The focus on visibility has other pitfalls. Asian American cinema may be co-opted in a way that “adds a drop of exotic color to the multicultural landscape, allowing one to claim ‘diversity’ in relatively safe ways,” including by conflating international Asian film productions with Asian American works. And as Asian films are appearing more frequently in Asian American film festival line-ups, she warns that the trend may be part of “soft power diplomacy” by foreign governments that may “sidestep issues of racism” and “promote exoticism” to the continued disadvantage of Asian Americans.
In other words, the prominent deployment of Asian motifs in mainstream Hollywood movies may “simply substitute one problematic cultural nationalism…for another,” writes Chong.
It’s worth noting that in 1995, film and literature scholar Peter Feng was already distancing Asian American cinema from a “market-based approach” to consider “modes of production.” Looking back at the 1970s, for instance, Feng finds “a coherence to Asian American media production…that is absent today.” Asian American filmmakers in Los Angeles were producing films cooperatively, leading to a sense of “community” in Asian American media of the time.
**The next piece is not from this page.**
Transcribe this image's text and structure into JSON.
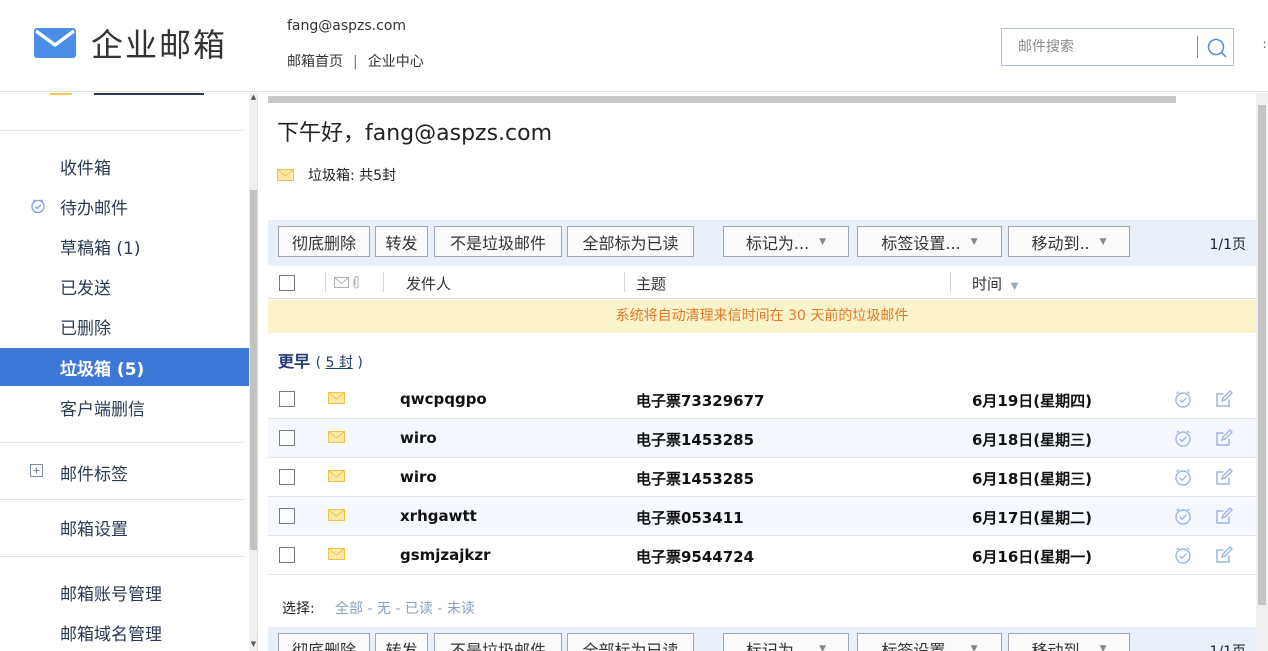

“There is a difference between Asian American Cinema and the ‘Asian American Cinema Movement,’ a term which I use to describe the community orientation and the palpable sense of discovery which pervades the Seventies films,” Feng elaborates.
Both Feng and Chong comment from a perspective centered on the origins of Asian American identity.
“‘Asian American’ is not a cultural term at all, nor even an ethnic label,” Feng writes, “but rather the name of a coalition of Americans who have come to realize that their political situation—determined in part by how Asians are seen by outsiders—requires them to act together.”
Presciently anticipating blockbusters such as Crazy Rich Asians and Shang Chi, Chong suggests that newer movie productions could well star actors like John Cho and Constance Wu. “But,” she adds, “I want their visibility to count for something rather than to be a goal in and of itself.”